SCOTTSBLUFF – The Scottsbluff Payless ShoeSource store is among the 2,300 affected as corporate headquarters announced the closure of all its stores in the U.S. and Puerto Rico.
The Payless closure is part of a bankruptcy proceeding that will be filed later this month. It’s the second filing for Payless, which first filed for bankruptcy in April 2017, closing more than 500 “underperforming” locations in both the U.S. and Puerto Rico.
According to bankruptcy court records, Payless exited bankruptcy 18 months ago when a group of creditors took over ownership.

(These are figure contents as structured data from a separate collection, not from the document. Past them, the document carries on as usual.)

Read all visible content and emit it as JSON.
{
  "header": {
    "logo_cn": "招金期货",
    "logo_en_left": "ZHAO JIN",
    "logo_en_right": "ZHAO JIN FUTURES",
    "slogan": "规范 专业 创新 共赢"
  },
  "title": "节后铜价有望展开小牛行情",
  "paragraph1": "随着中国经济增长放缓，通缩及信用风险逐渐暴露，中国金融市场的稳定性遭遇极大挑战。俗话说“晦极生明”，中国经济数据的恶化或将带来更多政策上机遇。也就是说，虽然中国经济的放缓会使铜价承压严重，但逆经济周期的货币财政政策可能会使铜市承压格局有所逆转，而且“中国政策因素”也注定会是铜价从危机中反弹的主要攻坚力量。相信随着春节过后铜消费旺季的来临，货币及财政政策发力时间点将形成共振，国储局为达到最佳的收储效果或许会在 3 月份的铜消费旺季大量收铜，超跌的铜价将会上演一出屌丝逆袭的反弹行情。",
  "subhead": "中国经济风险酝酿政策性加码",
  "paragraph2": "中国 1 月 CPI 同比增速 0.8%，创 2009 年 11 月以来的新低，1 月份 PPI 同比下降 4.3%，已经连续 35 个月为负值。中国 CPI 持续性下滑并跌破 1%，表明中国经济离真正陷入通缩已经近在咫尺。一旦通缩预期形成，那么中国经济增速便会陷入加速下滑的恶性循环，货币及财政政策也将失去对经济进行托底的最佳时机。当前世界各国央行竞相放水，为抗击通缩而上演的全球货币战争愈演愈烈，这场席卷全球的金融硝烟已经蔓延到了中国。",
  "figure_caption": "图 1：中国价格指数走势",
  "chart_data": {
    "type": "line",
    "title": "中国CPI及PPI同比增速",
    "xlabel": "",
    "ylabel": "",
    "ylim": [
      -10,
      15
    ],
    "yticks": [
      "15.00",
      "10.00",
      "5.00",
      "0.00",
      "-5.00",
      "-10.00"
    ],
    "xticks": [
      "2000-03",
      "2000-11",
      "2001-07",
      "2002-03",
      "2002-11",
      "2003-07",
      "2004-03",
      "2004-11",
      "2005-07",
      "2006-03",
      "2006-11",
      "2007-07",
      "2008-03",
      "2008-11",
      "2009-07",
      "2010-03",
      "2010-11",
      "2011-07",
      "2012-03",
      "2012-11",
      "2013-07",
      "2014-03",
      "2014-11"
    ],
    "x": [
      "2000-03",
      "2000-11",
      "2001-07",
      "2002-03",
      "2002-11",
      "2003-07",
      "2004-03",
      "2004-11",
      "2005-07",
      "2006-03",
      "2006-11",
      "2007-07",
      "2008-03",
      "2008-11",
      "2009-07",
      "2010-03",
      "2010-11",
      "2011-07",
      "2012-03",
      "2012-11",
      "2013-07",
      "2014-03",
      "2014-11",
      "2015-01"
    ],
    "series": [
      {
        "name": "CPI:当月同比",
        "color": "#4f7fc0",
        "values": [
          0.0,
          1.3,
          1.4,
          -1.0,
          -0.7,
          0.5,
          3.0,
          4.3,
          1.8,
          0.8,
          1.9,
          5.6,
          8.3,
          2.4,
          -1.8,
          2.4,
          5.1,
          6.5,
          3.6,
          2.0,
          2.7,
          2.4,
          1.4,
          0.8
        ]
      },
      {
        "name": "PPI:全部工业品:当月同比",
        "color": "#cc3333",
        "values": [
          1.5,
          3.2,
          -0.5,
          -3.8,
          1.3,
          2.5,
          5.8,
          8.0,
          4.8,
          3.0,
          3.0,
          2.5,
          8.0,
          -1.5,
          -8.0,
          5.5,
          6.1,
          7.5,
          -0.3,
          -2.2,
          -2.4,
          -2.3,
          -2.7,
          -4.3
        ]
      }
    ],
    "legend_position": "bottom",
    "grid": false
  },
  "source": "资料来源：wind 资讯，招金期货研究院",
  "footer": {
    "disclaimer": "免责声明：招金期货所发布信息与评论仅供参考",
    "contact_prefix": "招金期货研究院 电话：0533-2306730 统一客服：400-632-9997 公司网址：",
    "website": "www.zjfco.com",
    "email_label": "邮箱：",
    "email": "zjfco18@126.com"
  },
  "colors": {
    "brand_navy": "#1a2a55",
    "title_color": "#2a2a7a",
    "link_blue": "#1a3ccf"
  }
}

It left Payless with about $400 million in loans, after slashing its debt from more than $800 million.
According to a Payless spokesperson on Friday, the company will begin liquidation sales at its U.S. and Puerto Rico locations on Sunday, Feb. 17, as it winds down its e-commerce operations.
“We expect all stores to remain open until at least the end of March and the majority will remain open until May,” the release continued. “This process does not affect the company’s franchise operations or Latin America stores, which remain open for business as usual.”
The news agency Reuters called Payless another “high-profile” victim in a string of recent bankruptcies among brick-and-mortar stores as more people continue to shop online.
Other major closures have included Sears-K Mart and Bon Ton Stores, which operated the Herberger’s store at the Monument Mall in Scottsbluff.
Payless was founded in 1956 in Topeka, Kansas. The corporation had about 18,000 employees globally when it declared bankruptcy.
Locally, the Scottsbluff Payless store has a notice in the window announcing “We’re Hiring.”